In my work of the past couple of years I have been studying the "fool" and the "Fool," agreeing with Shakespeare that the latter is an enlightened former. Just now I've come upon a reference to this in "Being Wrong" by Kathryn Schulz. She describes how there is an optimistic model of wrongness whereby one who dives into a foolish endeavor (a mistake) might come out all the wiser in the end. In her words "...erring is vital to any process of invention and creation."
While Schulz is referring to mistakes/learning in every walk of life, I find this model of thinking points directly to the center of quality art. I have always been of the opinion that perfection must include a flaw in order for it to be believable.
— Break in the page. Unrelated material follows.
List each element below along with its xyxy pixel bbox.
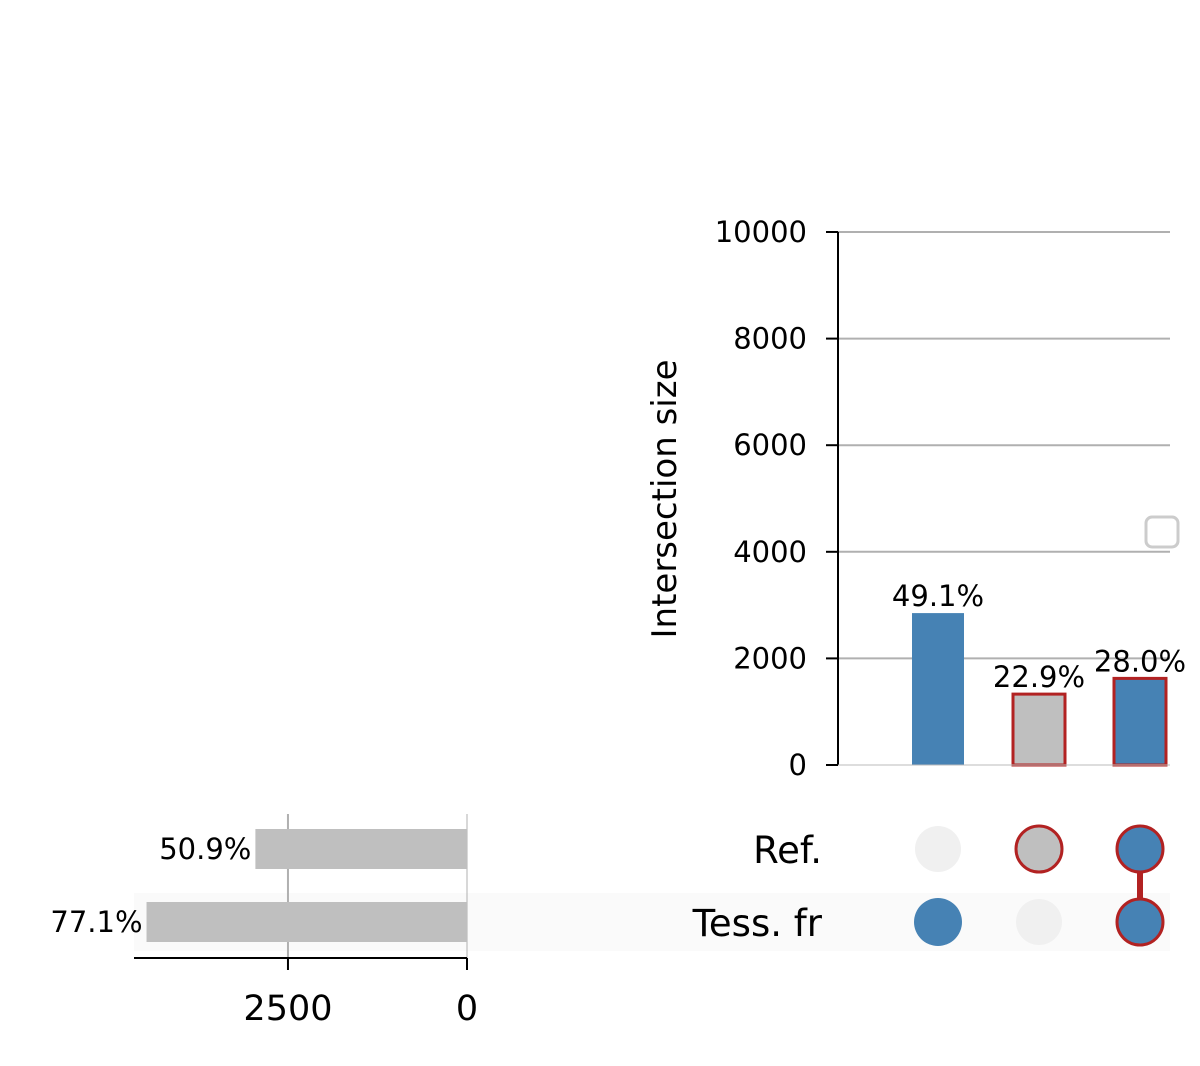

We flawed humans need to see this flaw of humanity in art if we are to relate with any sense of depth, and true perfection has immense depth.
Striving to create art forms depicting human perfection is a valiant ideal held by most artists. Only a lucky few are able to achieve this goal, and we viewers are lucky indeed to benefit from experiencing these master works of perception and execution. I see these master works in museums, occasionally in galleries and homes, and delightfully and surprisingly, in the instinctive work of very young children.
It takes a bold mind (or is it a fool's mind?) to break honored rules of conduct in order to open up inspiringly fresh and profound worlds of discovery. Many times I have advised myself and others: "use your mistakes ~ you might find yourself in a far more interesting world of thought." It's a messy existence, trusting mistakes to lead one out of the haze-maze towards a hopeful clarity, but oh so deliciously alive is the process.